There is a commercial I see on TV that has a line, "While I was busy building my life, plaque was building in my arteries." It is an advertisement for some cholesterol lowering drug I believe. These past few months, I can't attest to the plaque in my arteries but I do sometimes worry about my blood pressure.
You see I have been building, and in a way, rebuilding my life. I purge a house (one brick), pack a house (another brick), get new doctors, (yet another brick) and so on. I have been placing my bricks in order and make my new life sturdy here in Tennessee. The fates however have decided to come along and knock my house down.
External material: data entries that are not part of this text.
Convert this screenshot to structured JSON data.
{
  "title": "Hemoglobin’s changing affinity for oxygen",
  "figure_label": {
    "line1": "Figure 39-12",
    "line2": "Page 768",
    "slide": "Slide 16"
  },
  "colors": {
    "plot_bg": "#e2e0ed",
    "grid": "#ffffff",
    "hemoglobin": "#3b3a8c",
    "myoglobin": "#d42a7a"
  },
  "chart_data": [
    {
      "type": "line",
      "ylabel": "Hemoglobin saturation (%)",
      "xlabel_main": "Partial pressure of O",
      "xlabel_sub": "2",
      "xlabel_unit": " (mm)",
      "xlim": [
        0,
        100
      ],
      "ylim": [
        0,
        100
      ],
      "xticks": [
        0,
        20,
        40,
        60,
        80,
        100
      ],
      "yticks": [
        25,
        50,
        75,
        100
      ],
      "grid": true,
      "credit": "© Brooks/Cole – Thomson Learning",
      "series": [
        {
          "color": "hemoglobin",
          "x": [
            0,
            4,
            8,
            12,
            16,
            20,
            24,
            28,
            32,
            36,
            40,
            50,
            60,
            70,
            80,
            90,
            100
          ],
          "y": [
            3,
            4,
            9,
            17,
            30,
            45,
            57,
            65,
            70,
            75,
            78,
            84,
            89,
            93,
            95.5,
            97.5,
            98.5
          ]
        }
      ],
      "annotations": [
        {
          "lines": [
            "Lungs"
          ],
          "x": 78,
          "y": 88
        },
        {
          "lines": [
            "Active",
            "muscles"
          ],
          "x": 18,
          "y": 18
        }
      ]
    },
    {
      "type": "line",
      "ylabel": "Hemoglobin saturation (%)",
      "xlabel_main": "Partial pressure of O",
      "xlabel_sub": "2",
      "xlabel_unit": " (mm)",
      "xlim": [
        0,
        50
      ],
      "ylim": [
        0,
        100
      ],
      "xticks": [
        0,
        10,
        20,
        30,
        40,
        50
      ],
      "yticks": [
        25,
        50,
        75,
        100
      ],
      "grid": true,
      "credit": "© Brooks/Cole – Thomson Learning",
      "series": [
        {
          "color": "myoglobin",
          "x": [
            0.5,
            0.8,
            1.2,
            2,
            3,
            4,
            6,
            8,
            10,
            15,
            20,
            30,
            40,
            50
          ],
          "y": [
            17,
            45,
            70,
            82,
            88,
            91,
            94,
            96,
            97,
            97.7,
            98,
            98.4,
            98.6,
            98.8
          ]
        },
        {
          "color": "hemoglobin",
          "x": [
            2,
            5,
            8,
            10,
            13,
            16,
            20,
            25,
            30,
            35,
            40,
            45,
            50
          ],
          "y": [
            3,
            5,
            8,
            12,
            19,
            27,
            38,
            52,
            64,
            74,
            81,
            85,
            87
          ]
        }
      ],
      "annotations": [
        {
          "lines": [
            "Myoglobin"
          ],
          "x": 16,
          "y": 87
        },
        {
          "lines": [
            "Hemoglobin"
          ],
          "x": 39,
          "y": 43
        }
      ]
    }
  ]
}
They are moving my husband's headquarters and we have to move to Chicago. And now I sit amongst a pile of rubble. My bricks lay scattered around me. Sometimes I sit and stare at them. Sometimes I pull my knees into my chest and cry a little. Mostly I sift through the pile. I know that there are many bricks that are not broken or even damaged. You see, when I was in highschool I went on a workcamp with my church. One of our tasks was to search the remains of a "moved" house for salvageable brick. Brick is strong, and so am I. I will find my bricks and take them to Chicago. I can place them in a new spot. I can repair the ones which are damaged and gather/build new ones (like friends, Karate, Gymnastics) once again. I know I can, I know how, because, I just did it not to long ago.